In her acceptance speech, Leila Aboulela said:
“It is an honor and a joy to share my prize with Stella Gaitano, a writer I have long admired and read with deep engagement over the years. Stella is a gifted writer and a brave activist who has faced hate speech and physical threats. Reading her work opened my eyes to the injustices and consequences of war in Sudan.”
Stella Gaitano, in turn, remarked:
“This is not only a prize for courage—it is also a prize for survival. I dedicate it to the brave Sudanese and South Sudanese writers who continue to write through war and in the absence of freedom of expression. I dedicate it to all persecuted writers around the world whose words have led them to prison, exile, or death.”
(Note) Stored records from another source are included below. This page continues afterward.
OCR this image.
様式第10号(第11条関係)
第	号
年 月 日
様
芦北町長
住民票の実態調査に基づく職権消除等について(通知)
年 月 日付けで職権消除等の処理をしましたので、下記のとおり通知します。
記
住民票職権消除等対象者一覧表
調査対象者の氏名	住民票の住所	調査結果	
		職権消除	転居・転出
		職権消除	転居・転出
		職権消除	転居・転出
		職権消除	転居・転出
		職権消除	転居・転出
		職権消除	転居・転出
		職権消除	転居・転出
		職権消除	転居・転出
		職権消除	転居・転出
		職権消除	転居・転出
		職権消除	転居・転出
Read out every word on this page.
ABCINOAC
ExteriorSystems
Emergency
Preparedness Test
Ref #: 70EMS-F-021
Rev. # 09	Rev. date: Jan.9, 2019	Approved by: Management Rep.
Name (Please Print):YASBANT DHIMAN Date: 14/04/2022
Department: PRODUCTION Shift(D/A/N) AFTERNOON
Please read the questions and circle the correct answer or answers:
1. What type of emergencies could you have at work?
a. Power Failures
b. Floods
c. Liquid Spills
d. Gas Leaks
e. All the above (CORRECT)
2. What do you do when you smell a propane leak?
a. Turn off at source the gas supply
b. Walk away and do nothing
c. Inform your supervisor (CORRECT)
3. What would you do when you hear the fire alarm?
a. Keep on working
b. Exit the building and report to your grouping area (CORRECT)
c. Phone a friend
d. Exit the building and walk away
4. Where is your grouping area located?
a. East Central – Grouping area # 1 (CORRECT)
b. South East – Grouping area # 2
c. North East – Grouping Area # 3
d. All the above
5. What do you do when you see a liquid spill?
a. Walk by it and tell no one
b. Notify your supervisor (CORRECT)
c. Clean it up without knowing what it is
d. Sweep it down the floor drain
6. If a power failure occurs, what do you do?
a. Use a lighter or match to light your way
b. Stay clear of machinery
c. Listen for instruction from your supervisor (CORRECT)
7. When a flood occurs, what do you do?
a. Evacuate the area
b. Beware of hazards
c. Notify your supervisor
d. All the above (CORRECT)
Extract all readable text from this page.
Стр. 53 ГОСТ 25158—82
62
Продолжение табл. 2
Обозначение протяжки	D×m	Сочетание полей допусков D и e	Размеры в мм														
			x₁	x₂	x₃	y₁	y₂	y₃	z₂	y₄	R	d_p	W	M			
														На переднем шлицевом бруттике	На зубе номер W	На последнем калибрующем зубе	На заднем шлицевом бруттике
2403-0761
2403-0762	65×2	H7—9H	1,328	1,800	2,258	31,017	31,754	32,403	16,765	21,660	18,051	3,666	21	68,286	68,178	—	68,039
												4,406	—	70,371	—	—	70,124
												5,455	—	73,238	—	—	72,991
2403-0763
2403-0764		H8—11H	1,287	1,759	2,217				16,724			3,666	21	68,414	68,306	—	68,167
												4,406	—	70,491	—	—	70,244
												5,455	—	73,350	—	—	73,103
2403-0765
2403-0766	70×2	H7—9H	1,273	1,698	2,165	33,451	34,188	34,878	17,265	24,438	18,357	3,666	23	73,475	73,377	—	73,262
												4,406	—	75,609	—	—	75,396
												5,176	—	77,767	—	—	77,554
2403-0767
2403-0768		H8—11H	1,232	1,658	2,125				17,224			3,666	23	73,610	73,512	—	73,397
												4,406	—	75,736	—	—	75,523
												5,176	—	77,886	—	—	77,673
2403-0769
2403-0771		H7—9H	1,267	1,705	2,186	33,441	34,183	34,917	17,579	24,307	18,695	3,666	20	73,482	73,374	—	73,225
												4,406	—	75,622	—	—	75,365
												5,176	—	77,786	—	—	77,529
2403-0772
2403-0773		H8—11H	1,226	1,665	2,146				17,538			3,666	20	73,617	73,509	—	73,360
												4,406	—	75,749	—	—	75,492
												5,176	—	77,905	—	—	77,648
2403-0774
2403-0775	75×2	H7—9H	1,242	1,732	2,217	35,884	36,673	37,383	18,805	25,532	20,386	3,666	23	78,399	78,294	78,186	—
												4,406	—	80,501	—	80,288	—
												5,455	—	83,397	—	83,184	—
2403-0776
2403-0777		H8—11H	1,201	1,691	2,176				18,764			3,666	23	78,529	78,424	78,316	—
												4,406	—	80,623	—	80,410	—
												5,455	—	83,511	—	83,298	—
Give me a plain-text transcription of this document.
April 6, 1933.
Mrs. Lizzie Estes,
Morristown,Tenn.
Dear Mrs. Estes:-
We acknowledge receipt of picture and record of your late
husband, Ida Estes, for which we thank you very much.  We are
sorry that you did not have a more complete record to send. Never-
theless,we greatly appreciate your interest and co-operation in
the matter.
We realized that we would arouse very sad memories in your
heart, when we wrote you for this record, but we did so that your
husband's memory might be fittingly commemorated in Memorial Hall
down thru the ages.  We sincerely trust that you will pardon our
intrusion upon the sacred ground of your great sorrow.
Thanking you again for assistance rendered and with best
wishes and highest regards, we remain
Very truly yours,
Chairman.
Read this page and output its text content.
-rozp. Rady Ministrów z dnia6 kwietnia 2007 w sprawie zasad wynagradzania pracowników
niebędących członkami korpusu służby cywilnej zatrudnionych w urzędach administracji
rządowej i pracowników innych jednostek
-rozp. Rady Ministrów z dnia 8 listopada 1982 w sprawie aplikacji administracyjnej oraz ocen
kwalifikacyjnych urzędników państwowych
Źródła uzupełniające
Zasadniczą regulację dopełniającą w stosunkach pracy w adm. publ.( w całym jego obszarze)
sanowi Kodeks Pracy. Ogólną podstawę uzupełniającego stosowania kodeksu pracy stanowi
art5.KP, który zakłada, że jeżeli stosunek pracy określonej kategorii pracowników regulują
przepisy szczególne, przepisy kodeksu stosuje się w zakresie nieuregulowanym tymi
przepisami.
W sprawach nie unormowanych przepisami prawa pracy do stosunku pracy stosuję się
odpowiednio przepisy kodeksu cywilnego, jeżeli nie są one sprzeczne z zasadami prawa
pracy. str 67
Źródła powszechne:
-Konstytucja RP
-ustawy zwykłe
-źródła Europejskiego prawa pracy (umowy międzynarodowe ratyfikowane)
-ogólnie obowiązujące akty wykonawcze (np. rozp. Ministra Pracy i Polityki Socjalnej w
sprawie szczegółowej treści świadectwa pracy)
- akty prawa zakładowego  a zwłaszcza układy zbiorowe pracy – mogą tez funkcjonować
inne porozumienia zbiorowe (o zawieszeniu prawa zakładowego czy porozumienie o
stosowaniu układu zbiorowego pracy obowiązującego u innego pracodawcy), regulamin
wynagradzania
This year’s judging panel included Ruth Borthwick, Chair of English PEN, poet and writer Mona Arshi, and novelist Nada Mohamed.
The 2025 PEN Pinter Prize highlights literature’s enduring power to break barriers, amplify marginalized voices, and celebrate writers who capture both human suffering and hope—affirming that storytelling remains one of the most vital paths toward justice and empathy in a divided world.